I think the main risks really are all about reservoir deliverability and gas composition. Okay? What quality reservoir section will we drill into? We clearly don't know that until we're down there. There are a few legacy wells in the area from the past over in the Thailand side in the play, and they give you enough encouragement to go and give this a go. We've looked at commercialization opportunities that would be there in the success case for early gas to tie ourselves into shore and make use of the infrastructure. The final thing I would say is the real clincher is there's some really beautiful connections to CCS that you can do carbon capture and storage into the depleted fields as well.

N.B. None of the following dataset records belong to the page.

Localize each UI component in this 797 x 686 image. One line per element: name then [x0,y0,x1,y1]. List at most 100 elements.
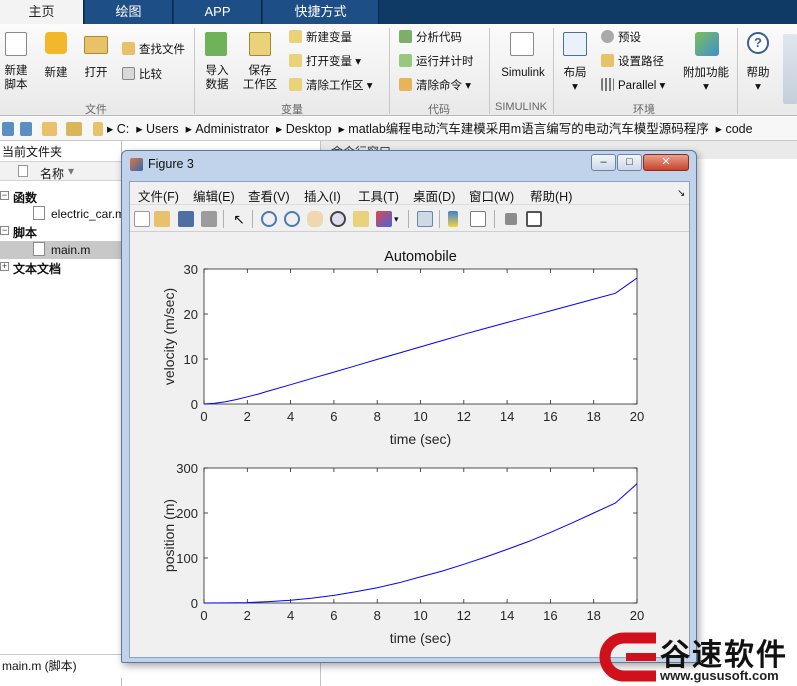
matlab-logo-icon [130,158,143,171]
x-tick-label: 12 [457,608,471,623]
zoom-in-icon[interactable] [261,211,277,227]
new-script-icon [5,32,27,56]
new-variable-button[interactable]: 新建变量 [289,30,352,46]
new-figure-icon[interactable] [134,211,150,227]
clear-commands-button[interactable]: 清除命令 ▾ [399,78,471,94]
new-button[interactable]: 新建 [40,66,72,80]
current-folder-panel: 当前文件夹 名称 ▾ − 函数 electric_car.m − 脚本 main… [0,141,125,686]
collapse-icon[interactable]: − [0,226,9,235]
x-tick-label: 0 [200,608,207,623]
close-button[interactable]: ✕ [643,154,689,171]
save-icon[interactable] [178,211,194,227]
breadcrumb-item[interactable]: Desktop [286,122,332,136]
open-folder-icon [84,36,108,54]
figure-window[interactable]: Figure 3 – □ ✕ 文件(F) 编辑(E) 查看(V) 插入(I) 工… [121,150,697,663]
save-workspace-button[interactable]: 保存 工作区 [240,64,280,92]
breadcrumb-item[interactable]: Users [146,122,179,136]
set-path-button[interactable]: 设置路径 [601,54,664,70]
expand-icon[interactable]: + [0,262,9,271]
analyze-code-label: 分析代码 [416,32,462,44]
column-header[interactable]: 名称 ▾ [0,161,122,181]
figure-title-bar[interactable]: Figure 3 – □ ✕ [122,151,696,179]
import-data-button[interactable]: 导入 数据 [200,64,234,92]
compare-button[interactable]: 比较 [122,67,162,83]
maximize-button[interactable]: □ [617,154,642,171]
y-tick-label: 0 [191,596,198,611]
ribbon-more-icon[interactable] [783,34,797,104]
brush-dropdown-icon[interactable]: ▾ [394,211,402,227]
breadcrumb-item[interactable]: code [725,122,752,136]
run-and-time-button[interactable]: 运行并计时 [399,54,474,70]
group-variable-label: 变量 [281,104,303,116]
find-files-button[interactable]: 查找文件 [122,42,185,58]
menu-tools[interactable]: 工具(T) [358,186,399,205]
open-file-icon[interactable] [154,211,170,227]
breadcrumb[interactable]: ▸ C: ▸ Users ▸ Administrator ▸ Desktop ▸… [107,117,753,141]
simulink-button[interactable]: Simulink [494,66,552,80]
clear-workspace-button[interactable]: 清除工作区 ▾ [289,78,372,94]
x-tick-label: 6 [330,409,337,424]
watermark-logo: 谷速软件 www.gususoft.com [598,628,797,686]
minimize-button[interactable]: – [591,154,616,171]
breadcrumb-item[interactable]: C: [117,122,130,136]
menu-file[interactable]: 文件(F) [138,186,179,205]
brush-icon[interactable] [376,211,392,227]
group-functions[interactable]: − 函数 [0,189,122,205]
tab-home[interactable]: 主页 [0,0,84,24]
menu-desktop[interactable]: 桌面(D) [413,186,455,205]
analyze-code-icon [399,30,412,43]
menu-view[interactable]: 查看(V) [248,186,290,205]
open-variable-button[interactable]: 打开变量 ▾ [289,54,361,70]
parallel-button[interactable]: Parallel ▾ [601,78,665,94]
collapse-icon[interactable]: − [0,191,9,200]
analyze-code-button[interactable]: 分析代码 [399,30,462,46]
y-tick-label: 0 [191,397,198,412]
open-variable-label: 打开变量 [306,56,352,68]
hide-plot-tools-icon[interactable] [505,213,517,225]
compare-icon [122,67,135,80]
breadcrumb-item[interactable]: matlab编程电动汽车建模采用m语言编写的电动汽车模型源码程序 [348,122,708,136]
find-files-icon [122,42,135,55]
x-tick-label: 8 [374,608,381,623]
tab-plots[interactable]: 绘图 [85,0,173,24]
compare-label: 比较 [139,69,162,81]
menu-help[interactable]: 帮助(H) [530,186,572,205]
pan-hand-icon[interactable] [307,211,323,227]
menu-edit[interactable]: 编辑(E) [193,186,235,205]
menu-insert[interactable]: 插入(I) [304,186,341,205]
preferences-button[interactable]: 预设 [601,30,641,46]
dock-arrow-icon[interactable]: ↘ [677,188,685,199]
show-plot-tools-icon[interactable] [526,211,542,227]
file-item[interactable]: electric_car.m [0,206,125,222]
data-cursor-icon[interactable] [353,211,369,227]
breadcrumb-item[interactable]: Administrator [195,122,269,136]
legend-icon[interactable] [470,211,486,227]
add-ons-button[interactable]: 附加功能 ▾ [680,66,732,94]
group-text-documents[interactable]: + 文本文档 [0,260,122,276]
new-script-button[interactable]: 新建 脚本 [0,64,32,92]
forward-icon[interactable] [20,122,32,136]
name-column-label: 名称 [40,167,65,181]
colorbar-icon[interactable] [448,211,458,227]
layout-label: 布局 [563,67,587,79]
file-item-selected[interactable]: main.m [0,241,122,259]
print-icon[interactable] [201,211,217,227]
tab-shortcuts[interactable]: 快捷方式 [263,0,379,24]
up-folder-icon[interactable] [42,122,57,136]
x-tick-label: 16 [543,409,557,424]
open-button[interactable]: 打开 [80,66,112,80]
group-scripts[interactable]: − 脚本 [0,224,122,240]
link-plot-icon[interactable] [417,211,433,227]
layout-button[interactable]: 布局 ▾ [557,66,593,94]
divider [494,210,495,228]
help-button[interactable]: 帮助 ▾ [742,66,774,94]
axes-box [203,268,638,405]
rotate-3d-icon[interactable] [330,211,346,227]
back-icon[interactable] [2,122,14,136]
tab-apps[interactable]: APP [174,0,262,24]
menu-window[interactable]: 窗口(W) [469,186,514,205]
preferences-label: 预设 [618,32,641,44]
browse-folder-icon[interactable] [66,122,82,136]
zoom-out-icon[interactable] [284,211,300,227]
pointer-icon[interactable]: ↖ [231,211,247,227]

If you think about future oil and gas projects that people would want to finance, gas obviously helps, but there's some really very sort of mutually beneficial, sort of almost net zero type development schemes there. I think that's clearly important for us to wanna do projects like this in the future. We've very much got our eye on that as well.

Linda Cook
CEO, Harbour Energy

It's all of that is why it's the one sort of greenfield exploration well we've decided to continue to pursue this year out of the portfolio, just because of everything Stuart mentioned about it.

Stuart Wheaton
EVP and Head of International Business, Harbour Energy

Yeah.

Mark Wilson
Oil and Gas Equity Analyst, Jefferies

[audio distortion]

Linda Cook
CEO, Harbour Energy

Oh, we are.

Mark Wilson
Oil and Gas Equity Analyst, Jefferies

[audio distortion]

Linda Cook
CEO, Harbour Energy

Yeah.

Stuart Wheaton
EVP and Head of International Business, Harbour Energy

Yeah. We're 40% on this well. Mubadala operate the block to the south of us as well, which we're 20% non-operated in. Yeah.

Linda Cook
CEO, Harbour Energy

Okay. I think we're about out of time, unless there's any last pressing question. I don't see any hands up. Thank you again, really, for joining us in person. For those of you who are listening, thanks for dialing in. As I said, we're off to a good start this year and looking forward to what the rest of the year might bring. Thank you.